I keep ending up with HAR files that feel too heavy to open and too awkward to query. I wanted a workflow where network traces become something I can ask real questions of without writing one-off jq scripts.
Harlite turns HAR into a queryable SQLite database so you can explore web traffic with SQL.
If you live in developer tools or work on APIs, that shift matters. You go from file spelunking to repeatable analysis, and you can hand the database to teammates or to an AI agent without having to teach a custom query language.
HAR files are great raw material and a painful interface
A HAR capture is a gold mine for debugging, perf work, and forensics. It also ships as a JSON blob with nested arrays, binary bodies, and inconsistent shapes depending on the browser. You can absolutely use jq, but once you have more than a handful of questions, the cost is the script, not the data.
Harlite accepts that the HAR format is the input, not the interface. It imports the data into a stable schema, normalizes common fields, and leaves you with a database you can query from anywhere.

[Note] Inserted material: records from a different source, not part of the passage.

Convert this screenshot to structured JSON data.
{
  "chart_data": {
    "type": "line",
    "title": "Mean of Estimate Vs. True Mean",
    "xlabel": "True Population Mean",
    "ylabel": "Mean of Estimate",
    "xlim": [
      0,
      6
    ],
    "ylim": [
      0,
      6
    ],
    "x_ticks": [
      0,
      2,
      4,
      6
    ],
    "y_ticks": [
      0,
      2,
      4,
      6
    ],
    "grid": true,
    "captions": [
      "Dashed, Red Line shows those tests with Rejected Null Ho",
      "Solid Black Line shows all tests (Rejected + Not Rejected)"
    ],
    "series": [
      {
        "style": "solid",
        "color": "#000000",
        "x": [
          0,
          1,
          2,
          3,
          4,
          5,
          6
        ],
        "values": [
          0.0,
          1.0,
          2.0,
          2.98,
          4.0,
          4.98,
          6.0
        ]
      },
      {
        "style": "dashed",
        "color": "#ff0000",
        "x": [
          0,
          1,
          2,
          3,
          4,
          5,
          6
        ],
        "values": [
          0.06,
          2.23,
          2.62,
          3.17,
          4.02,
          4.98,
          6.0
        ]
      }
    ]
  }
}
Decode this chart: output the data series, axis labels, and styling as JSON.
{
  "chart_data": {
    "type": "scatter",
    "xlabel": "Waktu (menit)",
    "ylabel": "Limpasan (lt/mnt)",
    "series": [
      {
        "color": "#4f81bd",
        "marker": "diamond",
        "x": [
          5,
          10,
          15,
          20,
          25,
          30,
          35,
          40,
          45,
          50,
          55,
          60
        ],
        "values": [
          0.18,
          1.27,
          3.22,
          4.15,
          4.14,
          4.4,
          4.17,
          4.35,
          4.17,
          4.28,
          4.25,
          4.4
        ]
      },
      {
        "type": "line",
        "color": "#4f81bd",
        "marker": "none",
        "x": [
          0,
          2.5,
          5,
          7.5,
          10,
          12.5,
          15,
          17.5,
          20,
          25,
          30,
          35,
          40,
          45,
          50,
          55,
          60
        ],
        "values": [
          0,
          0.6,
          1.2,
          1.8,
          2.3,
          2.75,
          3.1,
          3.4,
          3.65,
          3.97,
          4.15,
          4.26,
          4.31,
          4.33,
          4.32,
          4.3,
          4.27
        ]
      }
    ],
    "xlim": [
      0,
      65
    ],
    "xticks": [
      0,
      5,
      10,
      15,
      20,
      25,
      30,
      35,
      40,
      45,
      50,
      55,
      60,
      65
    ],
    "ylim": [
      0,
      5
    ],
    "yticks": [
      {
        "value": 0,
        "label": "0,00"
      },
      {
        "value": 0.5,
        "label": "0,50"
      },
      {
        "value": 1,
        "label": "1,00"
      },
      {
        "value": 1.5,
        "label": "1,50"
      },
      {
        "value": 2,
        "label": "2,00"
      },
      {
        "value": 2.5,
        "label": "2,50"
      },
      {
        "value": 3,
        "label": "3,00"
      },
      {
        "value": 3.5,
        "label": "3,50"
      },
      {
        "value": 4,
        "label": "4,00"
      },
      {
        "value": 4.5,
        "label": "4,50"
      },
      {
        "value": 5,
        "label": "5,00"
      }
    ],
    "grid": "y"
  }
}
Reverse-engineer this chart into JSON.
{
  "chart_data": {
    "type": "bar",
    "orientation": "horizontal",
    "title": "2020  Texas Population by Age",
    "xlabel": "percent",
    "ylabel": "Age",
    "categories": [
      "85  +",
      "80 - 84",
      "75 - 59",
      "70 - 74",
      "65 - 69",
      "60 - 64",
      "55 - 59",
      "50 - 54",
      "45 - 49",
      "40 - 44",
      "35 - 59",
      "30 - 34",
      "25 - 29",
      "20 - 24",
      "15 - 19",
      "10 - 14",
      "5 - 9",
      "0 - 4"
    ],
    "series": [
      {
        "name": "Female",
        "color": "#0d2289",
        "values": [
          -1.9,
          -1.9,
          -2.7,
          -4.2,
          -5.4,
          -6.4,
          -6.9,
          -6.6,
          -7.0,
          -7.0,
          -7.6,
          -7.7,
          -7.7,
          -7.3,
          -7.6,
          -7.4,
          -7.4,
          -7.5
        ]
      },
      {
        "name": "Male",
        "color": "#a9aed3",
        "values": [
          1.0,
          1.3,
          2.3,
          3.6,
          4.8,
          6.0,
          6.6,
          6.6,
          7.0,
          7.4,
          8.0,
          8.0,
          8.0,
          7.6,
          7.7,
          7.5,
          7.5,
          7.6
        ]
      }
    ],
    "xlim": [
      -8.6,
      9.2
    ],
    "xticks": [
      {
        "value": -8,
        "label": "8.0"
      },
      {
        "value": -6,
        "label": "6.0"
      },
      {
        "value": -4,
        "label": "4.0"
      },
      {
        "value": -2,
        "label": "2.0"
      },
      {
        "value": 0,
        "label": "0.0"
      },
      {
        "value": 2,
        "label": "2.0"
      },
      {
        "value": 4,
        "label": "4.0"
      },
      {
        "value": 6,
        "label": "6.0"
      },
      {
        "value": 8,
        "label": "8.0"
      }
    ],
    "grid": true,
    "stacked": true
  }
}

The workflow is import once, then SQL everywhere
The core loop looks like this:
harlite import session.har
harlite query "SELECT url, status FROM entries WHERE status >= 400"
That database is plain SQLite. Use sqlite3, Datasette, DBeaver, Python, whatever you already like. If you want to automate, the CLI has commands like harlite stats, harlite info, and harlite export for predictable outputs.
Bodies are optional, deduped, and fast enough to be practical
I wanted it to be useful for quick questions without hauling giant blobs around. By default, harlite imports metadata only. When you do need bodies, you can opt in with flags and limit size. It also deduplicates bodies by BLAKE3 hash, so a repeated JS bundle is stored once even if it appears across dozens of entries.
There are a few modes depending on how heavy you want to go:
- Store text bodies under a size threshold for fast analysis.
- Decompress gzip or br on import so you can search decoded content.
- Extract bodies to disk so the database stays slim, while keeping hash references.
SQLite FTS5 is wired in when bodies are present, so you can do text searches across responses without inventing another index.
The schema makes the common questions simple
Entries track the things you usually care about: method, URL, host, status, timings, headers, and body hashes. Headers are stored as JSON so you can filter with SQLite JSON functions. That means you can slice by host, status, or path quickly, and then use JSON queries when you need the weird edge case.
Here is the kind of query I run constantly:
SELECT method, url, status, time_ms
FROM entries
WHERE time_ms > 1000
ORDER BY time_ms DESC;
Or when I am digging through APIs:
SELECT method, host, path, status
FROM entries
WHERE path LIKE '%/api/%'
ORDER BY started_at;
Harlite fits naturally into AI agent workflows
Agents already speak SQL. So when I want an assistant to help me triage a HAR, I can say, query this database for all POSTs with a 400+, or find the biggest responses from a specific host. That is a small difference that saves real time and avoids explaining bespoke filters over and over.
Example use cases that feel real
I built harlite because I kept needing the same answers:
- Identify slow or failing endpoints after a refactor.
- Extract all JSON responses from a specific API domain.
- Compare traffic across multiple HAR captures in one database.
- Spot redundant requests by finding duplicate response hashes.
- Hand a compact database to a teammate or agent for fast analysis.
If any of that sounds familiar, harlite is probably worth a look.
Getting it running today
It is open source, MIT licensed, and available on crates.io. Install with cargo, or build from source if you want to hack. The README calls out a current requirement of Rust 1.85 because of edition 2024 dependencies, so assume stable and up to date.